By Jim Dill, Special to the BDN
Bangor Daily News op-ed
If you visit Penobscot Avenue in Millinocket on a gorgeous autumn weekend this year, odds are you’ll see far more people than you may have seen a year ago. Cars are parked on the street and people are bustling about downtown. Most of the people you see are visitors, many of whom are visiting our region for the first time.
They’re here for the Katahdin Woods and Waters National Monument. They’re bringing their appreciation for the great outdoors and leaving their money. The monument has been open for just over a year, and there’s a sense of optimism in our region. Operated by the National Park Service, the monument has put out the welcome mat for our part of the state, and people are taking us up on the promise of a real Maine adventure. Along the way, they’re shopping and eating at local businesses, staying at local hotels and inns and hiring local service providers.
I was never a great cheerleader for the monument. But when it was created in August 2016, I decided the best course of action was to make sure the monument was a success for the people who live here. The monument has created new demands and business opportunities in Millinocket, Medway and other communities near the monument. Properties that have been listed for years are starting to sell. Entrepreneurs are planning new businesses to serve the new visitors to our region. We’re talking increased property values and more jobs.

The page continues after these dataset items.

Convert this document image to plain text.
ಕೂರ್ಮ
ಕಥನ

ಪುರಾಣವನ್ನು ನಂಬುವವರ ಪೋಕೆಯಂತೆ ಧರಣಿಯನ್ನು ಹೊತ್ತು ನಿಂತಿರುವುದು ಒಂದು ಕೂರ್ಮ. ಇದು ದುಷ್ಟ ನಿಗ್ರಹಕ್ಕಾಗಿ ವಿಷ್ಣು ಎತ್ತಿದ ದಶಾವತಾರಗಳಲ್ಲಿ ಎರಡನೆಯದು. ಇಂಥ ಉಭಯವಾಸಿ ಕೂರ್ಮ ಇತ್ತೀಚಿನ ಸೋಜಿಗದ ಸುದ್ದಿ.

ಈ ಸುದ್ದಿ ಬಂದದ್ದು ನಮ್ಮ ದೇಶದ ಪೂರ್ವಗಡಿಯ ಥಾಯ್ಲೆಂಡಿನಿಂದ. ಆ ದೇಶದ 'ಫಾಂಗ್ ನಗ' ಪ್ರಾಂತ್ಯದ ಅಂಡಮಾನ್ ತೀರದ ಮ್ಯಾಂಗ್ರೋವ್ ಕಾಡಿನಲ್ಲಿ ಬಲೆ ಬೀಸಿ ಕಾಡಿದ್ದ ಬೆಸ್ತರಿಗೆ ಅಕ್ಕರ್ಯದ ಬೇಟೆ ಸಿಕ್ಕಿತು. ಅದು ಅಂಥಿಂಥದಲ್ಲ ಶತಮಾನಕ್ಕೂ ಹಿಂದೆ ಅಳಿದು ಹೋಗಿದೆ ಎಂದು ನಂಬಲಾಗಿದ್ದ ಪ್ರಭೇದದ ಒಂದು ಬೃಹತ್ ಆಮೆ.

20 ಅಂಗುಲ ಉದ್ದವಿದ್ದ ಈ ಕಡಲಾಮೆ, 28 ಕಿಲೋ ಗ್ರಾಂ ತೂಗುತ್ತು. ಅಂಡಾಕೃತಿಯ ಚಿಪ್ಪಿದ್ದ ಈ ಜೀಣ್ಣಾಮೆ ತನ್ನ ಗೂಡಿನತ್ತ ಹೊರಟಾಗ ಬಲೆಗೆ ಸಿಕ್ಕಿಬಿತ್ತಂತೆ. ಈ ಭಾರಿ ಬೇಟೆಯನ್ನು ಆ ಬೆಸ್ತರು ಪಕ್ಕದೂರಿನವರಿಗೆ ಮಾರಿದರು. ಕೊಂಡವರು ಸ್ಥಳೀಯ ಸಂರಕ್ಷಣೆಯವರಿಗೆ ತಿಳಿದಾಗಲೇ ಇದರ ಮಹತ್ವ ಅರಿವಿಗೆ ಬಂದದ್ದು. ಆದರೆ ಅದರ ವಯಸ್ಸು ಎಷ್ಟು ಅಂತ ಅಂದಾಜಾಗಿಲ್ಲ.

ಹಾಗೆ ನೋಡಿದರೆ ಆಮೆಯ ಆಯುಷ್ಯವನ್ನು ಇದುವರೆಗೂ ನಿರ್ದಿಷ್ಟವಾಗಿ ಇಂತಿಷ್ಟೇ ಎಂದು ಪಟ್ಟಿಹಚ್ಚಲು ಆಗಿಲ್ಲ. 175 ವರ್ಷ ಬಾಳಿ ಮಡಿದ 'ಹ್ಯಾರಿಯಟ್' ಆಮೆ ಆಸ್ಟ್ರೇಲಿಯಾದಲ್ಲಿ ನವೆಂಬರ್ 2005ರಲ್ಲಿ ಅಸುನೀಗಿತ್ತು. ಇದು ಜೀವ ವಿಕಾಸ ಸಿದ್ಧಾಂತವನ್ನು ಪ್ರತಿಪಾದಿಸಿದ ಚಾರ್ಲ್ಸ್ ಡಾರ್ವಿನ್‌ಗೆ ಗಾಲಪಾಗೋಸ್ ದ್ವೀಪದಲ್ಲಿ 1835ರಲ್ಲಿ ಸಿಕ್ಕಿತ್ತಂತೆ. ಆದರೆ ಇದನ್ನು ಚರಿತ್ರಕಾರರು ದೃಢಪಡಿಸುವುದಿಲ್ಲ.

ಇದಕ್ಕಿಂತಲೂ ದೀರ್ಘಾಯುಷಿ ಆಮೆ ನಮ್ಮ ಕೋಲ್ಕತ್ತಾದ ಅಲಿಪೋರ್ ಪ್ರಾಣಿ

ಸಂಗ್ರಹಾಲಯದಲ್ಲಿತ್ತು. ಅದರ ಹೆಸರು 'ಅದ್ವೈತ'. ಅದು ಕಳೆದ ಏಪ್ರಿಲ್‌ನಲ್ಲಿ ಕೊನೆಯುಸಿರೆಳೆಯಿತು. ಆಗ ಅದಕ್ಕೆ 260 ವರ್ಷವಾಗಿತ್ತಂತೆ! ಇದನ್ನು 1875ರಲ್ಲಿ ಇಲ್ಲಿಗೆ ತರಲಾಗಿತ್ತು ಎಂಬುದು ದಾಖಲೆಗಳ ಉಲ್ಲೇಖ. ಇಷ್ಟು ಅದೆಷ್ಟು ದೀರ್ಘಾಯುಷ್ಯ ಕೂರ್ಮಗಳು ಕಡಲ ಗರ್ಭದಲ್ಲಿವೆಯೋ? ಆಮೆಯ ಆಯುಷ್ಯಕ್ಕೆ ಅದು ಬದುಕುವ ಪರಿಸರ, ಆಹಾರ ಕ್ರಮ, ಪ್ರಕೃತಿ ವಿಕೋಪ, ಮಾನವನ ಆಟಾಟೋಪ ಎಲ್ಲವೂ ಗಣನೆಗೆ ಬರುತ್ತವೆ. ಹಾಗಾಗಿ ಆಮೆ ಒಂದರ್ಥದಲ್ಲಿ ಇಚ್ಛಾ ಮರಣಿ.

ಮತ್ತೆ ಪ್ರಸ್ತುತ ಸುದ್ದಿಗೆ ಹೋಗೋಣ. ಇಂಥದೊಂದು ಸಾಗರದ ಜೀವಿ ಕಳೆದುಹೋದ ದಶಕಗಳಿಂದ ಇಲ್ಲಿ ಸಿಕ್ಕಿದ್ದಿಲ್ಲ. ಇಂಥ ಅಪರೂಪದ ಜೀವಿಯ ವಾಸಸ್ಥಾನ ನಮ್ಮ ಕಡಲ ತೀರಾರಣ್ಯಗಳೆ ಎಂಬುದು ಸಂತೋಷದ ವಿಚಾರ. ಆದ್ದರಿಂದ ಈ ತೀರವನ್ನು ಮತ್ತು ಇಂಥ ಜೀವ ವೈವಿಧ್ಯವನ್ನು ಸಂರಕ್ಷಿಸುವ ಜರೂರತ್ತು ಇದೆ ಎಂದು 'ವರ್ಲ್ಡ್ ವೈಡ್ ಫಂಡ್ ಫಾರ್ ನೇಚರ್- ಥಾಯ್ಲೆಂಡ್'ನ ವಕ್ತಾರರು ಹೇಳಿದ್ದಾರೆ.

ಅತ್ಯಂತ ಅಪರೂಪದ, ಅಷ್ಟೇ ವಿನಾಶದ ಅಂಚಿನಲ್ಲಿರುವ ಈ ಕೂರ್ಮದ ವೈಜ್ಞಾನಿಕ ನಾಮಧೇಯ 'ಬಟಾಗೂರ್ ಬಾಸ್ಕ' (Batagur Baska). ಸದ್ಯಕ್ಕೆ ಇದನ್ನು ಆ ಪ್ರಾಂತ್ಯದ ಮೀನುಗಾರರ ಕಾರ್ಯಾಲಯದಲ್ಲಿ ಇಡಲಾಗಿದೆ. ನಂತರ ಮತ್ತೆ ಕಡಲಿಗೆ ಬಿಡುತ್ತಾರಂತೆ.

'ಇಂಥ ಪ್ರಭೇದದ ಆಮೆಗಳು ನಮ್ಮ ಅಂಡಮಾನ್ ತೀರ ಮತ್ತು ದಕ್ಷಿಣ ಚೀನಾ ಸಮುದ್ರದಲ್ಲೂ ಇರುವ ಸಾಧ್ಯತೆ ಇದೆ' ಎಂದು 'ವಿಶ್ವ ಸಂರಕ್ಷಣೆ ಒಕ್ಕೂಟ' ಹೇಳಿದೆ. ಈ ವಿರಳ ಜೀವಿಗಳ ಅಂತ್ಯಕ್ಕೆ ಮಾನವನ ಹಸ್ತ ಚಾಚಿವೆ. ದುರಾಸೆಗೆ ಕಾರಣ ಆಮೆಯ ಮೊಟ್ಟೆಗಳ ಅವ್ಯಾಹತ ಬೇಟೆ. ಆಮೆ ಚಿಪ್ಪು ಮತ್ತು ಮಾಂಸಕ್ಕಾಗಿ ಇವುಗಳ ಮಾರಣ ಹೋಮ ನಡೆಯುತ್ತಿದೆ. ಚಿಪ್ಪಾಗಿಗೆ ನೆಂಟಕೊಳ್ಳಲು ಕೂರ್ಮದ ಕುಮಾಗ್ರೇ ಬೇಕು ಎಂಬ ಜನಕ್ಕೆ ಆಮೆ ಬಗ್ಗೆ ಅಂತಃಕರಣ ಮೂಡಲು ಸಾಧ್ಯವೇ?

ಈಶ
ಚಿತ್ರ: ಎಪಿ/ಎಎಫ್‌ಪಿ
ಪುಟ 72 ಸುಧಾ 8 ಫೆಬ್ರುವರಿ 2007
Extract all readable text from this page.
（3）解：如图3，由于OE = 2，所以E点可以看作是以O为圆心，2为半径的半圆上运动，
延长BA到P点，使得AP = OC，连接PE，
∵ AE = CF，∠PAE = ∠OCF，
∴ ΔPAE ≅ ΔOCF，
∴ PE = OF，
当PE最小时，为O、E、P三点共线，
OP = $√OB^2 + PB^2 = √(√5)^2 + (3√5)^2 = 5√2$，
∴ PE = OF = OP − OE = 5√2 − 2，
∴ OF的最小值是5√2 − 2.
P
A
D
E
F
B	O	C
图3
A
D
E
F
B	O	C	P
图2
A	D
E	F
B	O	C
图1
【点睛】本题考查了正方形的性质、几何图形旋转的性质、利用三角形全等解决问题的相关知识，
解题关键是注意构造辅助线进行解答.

The monument has had promising early success during its first year. Roughly 3,600 vehicles have entered the monument on its loop road, while another 2,200 have come through other entrances so far this year, according to the park service. That’s nine times more visitors than the monument saw before its designation, when annual traffic on the loop road never topped 600 vehicles. Last winter, the monument saw 10,000 to 15,000 snowmobilers, according to Katahdin Woods and Waters Superintendent Tim Hudson, as well as 500 skiers. Those visitors spent 150 overnight trips in the monument’s two winter huts.
But that promising start is jeopardized by a needless uncertainty that has hung over the monument since President Donald Trump was elected. One of his first acts in office was to order a review of 27 monuments, including Katahdin Woods and Waters, to determine whether they’d stay open at all. I’m certain that until that uncertainty is lifted, our region will see further economic opportunity postponed.
Supporters of the monument breathed a sigh of relief in August when Interior Secretary Ryan Zinke made clear that Trump wouldn’t close the monument. But there are still huge questions left unanswered, thanks to a suggestion by Zinke that “active timber management” may be in store for the monument in the future. That suggestion came with no detail and, so far, no one has been able to get answers from the administration about what, exactly, it’s planning.
The optimism surrounding the monument is predicated on those 87,500 acres remaining open to the public as a place to appreciate the rustic, ragged beauty of northern Maine. The entrepreneurs planning to open businesses and the families looking to buy property are doing so because of the economic and recreational promise that come with a national monument.
Those entrepreneurs and business owners may think twice about investing in our region if they believe the monument may be turned over to private logging interests.
The people of this region have been hard hit by forces beyond their control. People who worked in the paper mills didn’t ask to be laid off or to have the mill close down. Families who made the difficult decision to uproot their homes and move south did not ask for job opportunities to disappear. They deserve to know what the future holds for their communities.
We all remember the controversy surrounding the process of making this land a monument. But we now know that the monument is not going anywhere. So the time for uncertainty is over. It’s time to build roads and campsites and put up signs. By now we shouldn’t be worrying about how the U.S. government will operate the monument, we should be planning how to use this huge asset in our region to spur economic growth for communities that desperately need it.
Our community needs stability and support, jobs and growth. It’s time for Trump and Zinke to shoot straight with the Maine people. We deserve to know what their plans are for this public land, and how those plans will benefit future generations of Mainers.
Jim Dill represents District 5 in the Maine Senate.